There are four critical differences between community networks and traditional seismic networks:

  •  Community sensor fidelity is much poorer than that of expensive instruments.
  •  The quality of deployment of community sensors by ordinary citizens is much more varied than that of sensors deployed by professional organizations.
  • Community sensors can be deployed more densely than expensive sensors. Think about the relative density of phones versus seismometers in earthquake-prone regions of the world such as Peru, India, China, Pakistan, Iran and Indonesia.
  • Community sensors are deployed where communities are located, and these locations may not be the most valuable for scientists.

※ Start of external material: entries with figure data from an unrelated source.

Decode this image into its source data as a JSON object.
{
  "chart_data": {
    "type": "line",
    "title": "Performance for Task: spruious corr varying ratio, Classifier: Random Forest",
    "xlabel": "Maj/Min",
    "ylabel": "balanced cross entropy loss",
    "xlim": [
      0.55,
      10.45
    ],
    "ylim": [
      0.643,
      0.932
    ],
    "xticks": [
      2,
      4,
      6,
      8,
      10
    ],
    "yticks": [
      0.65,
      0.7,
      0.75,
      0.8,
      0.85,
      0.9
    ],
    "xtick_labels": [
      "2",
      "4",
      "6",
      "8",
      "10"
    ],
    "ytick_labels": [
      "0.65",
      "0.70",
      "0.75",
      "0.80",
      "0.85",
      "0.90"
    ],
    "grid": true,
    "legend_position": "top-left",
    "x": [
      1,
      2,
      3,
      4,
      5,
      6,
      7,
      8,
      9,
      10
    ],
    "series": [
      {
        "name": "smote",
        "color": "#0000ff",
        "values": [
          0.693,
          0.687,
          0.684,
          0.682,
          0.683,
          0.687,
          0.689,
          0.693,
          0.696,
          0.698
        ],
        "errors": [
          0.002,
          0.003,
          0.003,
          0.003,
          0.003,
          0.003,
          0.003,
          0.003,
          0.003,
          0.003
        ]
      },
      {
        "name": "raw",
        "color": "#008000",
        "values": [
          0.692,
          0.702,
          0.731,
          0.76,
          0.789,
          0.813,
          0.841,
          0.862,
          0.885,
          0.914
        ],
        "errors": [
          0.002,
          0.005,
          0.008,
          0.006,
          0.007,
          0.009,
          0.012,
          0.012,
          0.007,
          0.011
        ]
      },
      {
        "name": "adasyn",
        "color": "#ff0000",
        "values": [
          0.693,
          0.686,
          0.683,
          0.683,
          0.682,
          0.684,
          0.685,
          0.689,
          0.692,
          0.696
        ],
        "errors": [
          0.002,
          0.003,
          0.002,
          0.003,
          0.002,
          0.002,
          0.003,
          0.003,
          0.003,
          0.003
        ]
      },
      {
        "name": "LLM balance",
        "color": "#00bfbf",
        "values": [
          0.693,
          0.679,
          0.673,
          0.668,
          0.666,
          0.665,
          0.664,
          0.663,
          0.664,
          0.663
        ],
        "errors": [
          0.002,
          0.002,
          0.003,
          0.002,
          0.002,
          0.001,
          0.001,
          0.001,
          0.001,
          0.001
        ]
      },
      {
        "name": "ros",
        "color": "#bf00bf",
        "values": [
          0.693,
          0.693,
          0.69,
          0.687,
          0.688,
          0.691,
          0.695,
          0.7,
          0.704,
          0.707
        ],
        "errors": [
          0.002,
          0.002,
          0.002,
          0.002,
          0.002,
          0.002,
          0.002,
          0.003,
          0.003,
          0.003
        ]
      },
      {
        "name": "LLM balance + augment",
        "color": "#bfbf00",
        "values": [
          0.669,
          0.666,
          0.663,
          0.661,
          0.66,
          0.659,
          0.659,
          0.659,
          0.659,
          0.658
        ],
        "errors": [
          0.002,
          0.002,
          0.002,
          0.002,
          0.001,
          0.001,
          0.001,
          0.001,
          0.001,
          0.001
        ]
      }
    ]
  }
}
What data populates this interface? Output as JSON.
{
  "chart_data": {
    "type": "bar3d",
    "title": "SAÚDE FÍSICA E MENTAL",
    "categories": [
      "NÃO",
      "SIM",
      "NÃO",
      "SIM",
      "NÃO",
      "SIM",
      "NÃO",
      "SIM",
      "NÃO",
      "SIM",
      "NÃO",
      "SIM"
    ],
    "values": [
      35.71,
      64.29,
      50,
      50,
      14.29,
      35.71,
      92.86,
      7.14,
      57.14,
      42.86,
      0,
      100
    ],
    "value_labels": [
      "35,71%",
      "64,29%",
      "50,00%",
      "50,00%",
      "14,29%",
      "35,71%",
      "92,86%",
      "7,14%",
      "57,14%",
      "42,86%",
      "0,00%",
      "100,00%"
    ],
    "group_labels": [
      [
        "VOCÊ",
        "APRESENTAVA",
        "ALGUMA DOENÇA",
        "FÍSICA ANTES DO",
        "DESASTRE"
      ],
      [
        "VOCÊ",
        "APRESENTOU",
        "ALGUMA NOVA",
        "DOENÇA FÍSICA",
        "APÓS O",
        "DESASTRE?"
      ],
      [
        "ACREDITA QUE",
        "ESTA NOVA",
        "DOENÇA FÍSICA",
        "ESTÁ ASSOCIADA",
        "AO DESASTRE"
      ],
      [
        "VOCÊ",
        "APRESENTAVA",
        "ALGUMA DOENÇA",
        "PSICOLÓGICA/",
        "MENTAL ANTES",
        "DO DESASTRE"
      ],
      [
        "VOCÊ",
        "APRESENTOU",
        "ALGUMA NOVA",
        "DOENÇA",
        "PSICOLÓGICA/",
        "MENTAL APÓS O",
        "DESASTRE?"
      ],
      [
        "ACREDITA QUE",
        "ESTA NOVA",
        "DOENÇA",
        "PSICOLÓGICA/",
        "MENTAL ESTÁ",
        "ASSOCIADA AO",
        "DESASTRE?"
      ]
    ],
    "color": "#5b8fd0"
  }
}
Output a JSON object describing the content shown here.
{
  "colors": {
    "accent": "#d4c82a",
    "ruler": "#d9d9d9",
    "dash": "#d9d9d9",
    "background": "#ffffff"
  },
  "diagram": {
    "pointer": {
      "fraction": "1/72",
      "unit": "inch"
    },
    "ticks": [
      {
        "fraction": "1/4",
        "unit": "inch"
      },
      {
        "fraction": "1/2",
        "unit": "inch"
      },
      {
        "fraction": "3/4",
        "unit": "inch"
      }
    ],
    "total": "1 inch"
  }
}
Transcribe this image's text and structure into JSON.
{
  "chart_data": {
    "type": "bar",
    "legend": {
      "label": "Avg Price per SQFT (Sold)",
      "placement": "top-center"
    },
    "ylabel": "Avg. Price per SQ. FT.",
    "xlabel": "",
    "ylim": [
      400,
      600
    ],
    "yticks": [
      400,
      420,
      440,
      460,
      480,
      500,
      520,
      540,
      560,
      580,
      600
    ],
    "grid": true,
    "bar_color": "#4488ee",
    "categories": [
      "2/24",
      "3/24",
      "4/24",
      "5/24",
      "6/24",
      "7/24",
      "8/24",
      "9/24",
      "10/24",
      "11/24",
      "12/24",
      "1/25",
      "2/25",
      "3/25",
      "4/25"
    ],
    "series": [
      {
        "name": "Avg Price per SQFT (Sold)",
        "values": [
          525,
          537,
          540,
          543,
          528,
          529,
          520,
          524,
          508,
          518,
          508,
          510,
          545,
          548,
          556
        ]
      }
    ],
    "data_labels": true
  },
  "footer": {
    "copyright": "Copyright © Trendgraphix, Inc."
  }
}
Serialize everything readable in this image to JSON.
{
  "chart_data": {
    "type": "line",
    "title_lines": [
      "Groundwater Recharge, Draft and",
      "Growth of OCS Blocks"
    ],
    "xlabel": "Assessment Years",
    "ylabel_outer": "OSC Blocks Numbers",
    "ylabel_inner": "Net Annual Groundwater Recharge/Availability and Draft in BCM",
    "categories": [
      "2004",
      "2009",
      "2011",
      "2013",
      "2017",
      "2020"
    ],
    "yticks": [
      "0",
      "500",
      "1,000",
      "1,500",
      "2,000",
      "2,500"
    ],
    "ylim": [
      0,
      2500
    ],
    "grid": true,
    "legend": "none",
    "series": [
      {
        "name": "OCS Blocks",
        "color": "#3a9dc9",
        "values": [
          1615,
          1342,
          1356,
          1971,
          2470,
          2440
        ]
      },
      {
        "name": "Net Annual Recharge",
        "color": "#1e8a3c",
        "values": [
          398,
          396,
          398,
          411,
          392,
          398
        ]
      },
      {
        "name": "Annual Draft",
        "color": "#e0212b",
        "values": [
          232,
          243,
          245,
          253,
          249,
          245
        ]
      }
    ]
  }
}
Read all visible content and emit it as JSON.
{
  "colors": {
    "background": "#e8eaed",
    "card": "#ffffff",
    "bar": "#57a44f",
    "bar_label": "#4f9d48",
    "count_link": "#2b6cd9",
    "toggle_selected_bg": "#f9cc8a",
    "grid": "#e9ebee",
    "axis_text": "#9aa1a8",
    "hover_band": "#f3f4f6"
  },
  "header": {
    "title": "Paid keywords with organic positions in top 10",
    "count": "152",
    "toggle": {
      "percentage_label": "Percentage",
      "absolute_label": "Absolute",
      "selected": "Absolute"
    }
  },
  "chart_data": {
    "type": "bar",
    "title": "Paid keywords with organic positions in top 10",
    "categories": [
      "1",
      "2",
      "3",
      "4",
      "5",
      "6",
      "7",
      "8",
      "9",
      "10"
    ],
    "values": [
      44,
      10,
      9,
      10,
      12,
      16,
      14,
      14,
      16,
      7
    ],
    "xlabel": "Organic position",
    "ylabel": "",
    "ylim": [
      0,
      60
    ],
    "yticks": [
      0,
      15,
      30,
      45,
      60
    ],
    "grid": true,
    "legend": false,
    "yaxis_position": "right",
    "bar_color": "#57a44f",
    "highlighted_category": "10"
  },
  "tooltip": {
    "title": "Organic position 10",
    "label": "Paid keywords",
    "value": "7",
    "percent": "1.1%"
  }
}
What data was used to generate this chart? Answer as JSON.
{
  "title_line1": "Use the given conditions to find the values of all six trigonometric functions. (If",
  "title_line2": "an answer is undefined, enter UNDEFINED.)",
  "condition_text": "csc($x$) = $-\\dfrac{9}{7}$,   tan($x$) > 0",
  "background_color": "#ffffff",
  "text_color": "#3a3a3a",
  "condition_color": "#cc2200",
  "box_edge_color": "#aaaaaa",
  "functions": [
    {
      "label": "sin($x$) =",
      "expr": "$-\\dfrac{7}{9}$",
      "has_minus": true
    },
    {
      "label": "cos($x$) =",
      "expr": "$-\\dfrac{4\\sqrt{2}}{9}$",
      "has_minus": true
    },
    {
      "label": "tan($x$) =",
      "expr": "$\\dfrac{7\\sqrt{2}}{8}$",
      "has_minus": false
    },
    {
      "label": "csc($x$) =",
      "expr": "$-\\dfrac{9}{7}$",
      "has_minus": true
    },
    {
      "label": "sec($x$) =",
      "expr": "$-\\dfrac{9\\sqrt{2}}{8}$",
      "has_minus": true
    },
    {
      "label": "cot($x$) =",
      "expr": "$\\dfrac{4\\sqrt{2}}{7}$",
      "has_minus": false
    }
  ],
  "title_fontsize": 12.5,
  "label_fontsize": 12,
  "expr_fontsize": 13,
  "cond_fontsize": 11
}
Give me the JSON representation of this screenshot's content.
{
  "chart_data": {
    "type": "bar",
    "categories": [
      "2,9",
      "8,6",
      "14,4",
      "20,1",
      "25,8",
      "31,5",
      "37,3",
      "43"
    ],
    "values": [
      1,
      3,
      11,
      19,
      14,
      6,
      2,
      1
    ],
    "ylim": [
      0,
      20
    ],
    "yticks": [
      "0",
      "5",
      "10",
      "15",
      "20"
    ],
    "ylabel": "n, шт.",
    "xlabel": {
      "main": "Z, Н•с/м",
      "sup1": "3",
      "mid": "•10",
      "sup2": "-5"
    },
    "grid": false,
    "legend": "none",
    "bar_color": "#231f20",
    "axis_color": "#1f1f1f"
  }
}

Research questions investigated by the Caltech CSN team include: Are community sensor networks useful? Does the lower-fidelity, varied installation practices, and relatively random deployment result in networks that don’t provide value to the community and don’t provide value to science? Can community networks add value to other networks operated by government agencies and companies? Can inexpensive cloud computing services be used to fuse data from hundreds of sensors to detect earthquakes within seconds?

A thought experiment

Carry out the following thought experiment to set the context for these questions. A community sensor given to a member of the community may never be turned on, may be turned off accidentally after a while, may be placed on a kitchen table, or (ideally) affixed firmly to a concrete floor. By contrast, USGS deploys seismometers using a discipline. Some seismometers are placed deep in the ground, covered with sand, and have their own communication mechanism. How could community networks possibly work? What’s the point of trying to harness accelerometers in phones?

These are interesting questions. To get the answers, read the paper!

P.S. An important point about Caltech that helped produce this research: Caltech is truly interdisciplinary and collaborative. The CSN team includes geophysicists, earthquake engineers, computer scientists working on distributed systems and machine learning. The team has professors, research staff, graduate students, undergraduates, and summer undergraduate research fellows from around the world.